Like many other nations (notably France), Thailand has a governmental body charged with regulating the standard language. Thailand's is the Royal Institute (which was modeled after its French counterpart). One of their jobs is to come up with Thai equivalents for English jargon. Yet even this prescribed vocabulary is subject to the court of public approval.
But loanwords are wont to take on a life of their own. Once ensconced, they are subject to change, shortening, compounding--the whole gamut--just like any other word in the language.
Here are some English loanwoards in Thai that I find interesting. (When the pronunciation is not transparent from the spelling, I've given a phonetic rendering in square brackets):
- เก็ท [เก๊ด] = to get, to understand, to comprehend. As commonly happens, the borrowing language has taken just one meaning of a highly polysemous word and adopted it. So the phrase ไม่เก็ท corresponds to the English, "(I) don't get (it)."
- เวอร์ [เว่อ] = to be over the top, extreme, pushing the boundaries of believability or propriety. Shortened from โอเวอร์ "over," this word comes from "over the top." For example: เขาชอบเล่าเรื่องเวอร์มาก ฟังแล้วไม่น่าจะจริง "He always tells over-the-top stories. They probably aren't true."

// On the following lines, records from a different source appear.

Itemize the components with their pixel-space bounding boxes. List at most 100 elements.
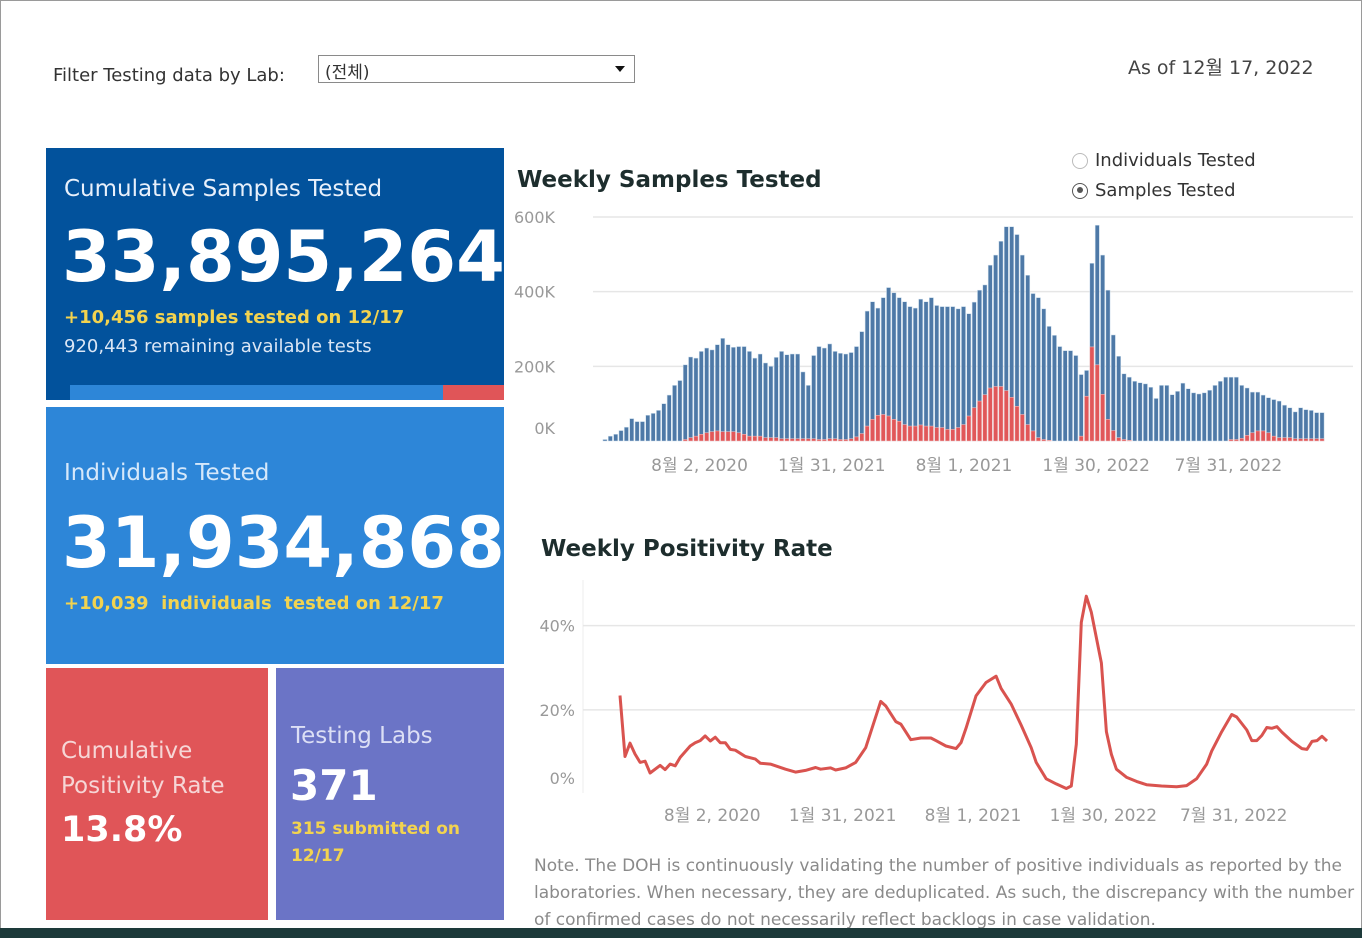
card-title: Individuals Tested [64,460,270,486]
bar-positive [709,431,715,442]
bar-total [1025,274,1031,442]
bar-total [832,351,838,442]
bar-total [682,364,688,442]
bar-total [859,331,865,442]
bar-total [634,421,640,442]
bar-positive [1319,438,1325,442]
bar-total [1148,386,1154,442]
remaining-tests: 920,443 remaining available tests [64,336,372,357]
bar-total [688,356,693,442]
bar-total [1020,254,1025,442]
x-tick-label: 7월 31, 2022 [1180,806,1288,826]
bar-positive [843,439,849,442]
bar-positive [859,433,865,442]
bar-positive [982,394,988,442]
bar-total [1207,389,1212,442]
individuals-delta: +10,039 individuals tested on 12/17 [64,593,444,614]
bar-total [795,353,800,442]
dropdown-arrow-icon [615,66,625,72]
bar-positive [1046,440,1052,442]
bar-positive [838,439,843,442]
progress-fill [70,385,444,400]
bar-positive [832,438,838,442]
bar-total [1244,387,1250,442]
bar-positive [747,435,752,442]
bar-positive [939,427,945,442]
toggle-individuals-tested[interactable]: Individuals Tested [1072,150,1256,171]
bar-positive [736,432,742,442]
bar-positive [715,430,720,442]
positivity-value: 13.8% [61,810,183,850]
bar-positive [827,438,833,442]
bar-total [913,307,918,442]
bar-positive [1276,437,1282,442]
bar-total [1298,407,1303,442]
bar-total [1110,334,1116,442]
bar-total [1276,400,1282,442]
bar-total [1105,289,1111,442]
radio-label: Samples Tested [1095,180,1236,201]
bar-total [768,366,774,442]
bar-total [602,439,608,442]
bar-positive [1314,438,1319,442]
bar-positive [1234,439,1239,442]
toggle-samples-tested[interactable]: Samples Tested [1072,180,1236,201]
bar-total [955,308,961,442]
card-title-line2: Positivity Rate [61,773,225,799]
x-tick-label: 8월 1, 2021 [925,806,1022,826]
bar-positive [1100,394,1105,442]
bar-positive [1260,430,1266,442]
bar-total [1228,376,1234,442]
radio-selected-icon[interactable] [1072,182,1088,199]
bar-total [779,351,784,442]
bar-positive [795,438,800,442]
bar-total [950,306,956,442]
bar-total [693,357,699,442]
bar-positive [1084,395,1089,442]
x-tick-label: 8월 2, 2020 [651,456,748,476]
bar-positive [918,424,924,442]
y-tick-label: 0% [550,769,575,788]
x-tick-label: 8월 1, 2021 [916,456,1013,476]
bar-positive [977,400,982,442]
bar-total [1068,350,1073,442]
bar-total [843,353,849,442]
y-tick-label: 200K [514,357,556,376]
bar-total [661,403,667,442]
bar-positive [1020,414,1025,442]
card-title: Testing Labs [291,723,433,749]
testing-labs-card: Testing Labs 371 315 submitted on 12/17 [276,668,504,920]
bar-positive [731,431,736,442]
bar-positive [688,437,693,442]
bar-positive [1041,439,1047,442]
bar-total [1185,388,1191,442]
bar-total [672,385,677,442]
bar-positive [1036,437,1041,442]
radio-unselected-icon[interactable] [1072,152,1088,169]
bar-total [1212,385,1218,442]
bar-total [608,435,613,442]
bar-total [1271,399,1277,442]
bar-positive [1025,424,1031,442]
bar-total [864,310,870,442]
bar-positive [1244,435,1250,442]
bar-total [1137,382,1143,442]
bar-positive [789,438,795,442]
bar-total [618,430,624,442]
bar-positive [1094,364,1100,442]
bar-total [720,338,726,442]
lab-filter-dropdown[interactable]: (전체) [318,55,635,83]
bar-positive [1239,438,1245,442]
bar-positive [1228,439,1234,442]
bar-total [731,347,736,442]
bar-total [1132,381,1138,442]
bar-positive [864,425,870,442]
bar-positive [907,425,913,442]
bar-total [1164,385,1170,442]
bar-positive [822,439,827,442]
bar-positive [768,437,774,442]
bar-positive [902,424,907,442]
bar-total [934,305,940,442]
footnote: Note. The DOH is continuously validating… [534,856,1355,930]
bar-positive [875,414,881,442]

- โอ = (1) overtime work; (2) okay, acceptable. Sense (1) is from โอที "OT" (which is also used). I've most often heard it as part of the phrase ทำโอ, but not exclusively. Sense (2) comes from "okay," but this snippet specifically means "acceptable, tolerable, not terrible." As in, สอบเป็นไงบ้าง "How did the exam go?" ก็โอ "It went okay."
* In linguistics, nativization means the phonological process of adapting a foreign word to the native language's sound system. In English, for example, the nativized pronunciation of the French word croissant is crew-saunt (although there are those who persist with a pseudo-authentic pronunciation); or, take foyer, which has (at least) three competing pronunciations: foy-er, foy-ay, and fwa-yay. The first is firmly nativized (or Anglicized--the specific term for nativization into English); the second has a more foreign "flavor," but is still nativized, because of the first syllable pronunciation, and the fact that the stress is often put on the first syllable (FOY-ay), though I've also heard it pronounced foy-AY; the third is the closest to the original--it definitely sounds foreign (and might come off sounding pretentious to many native listeners).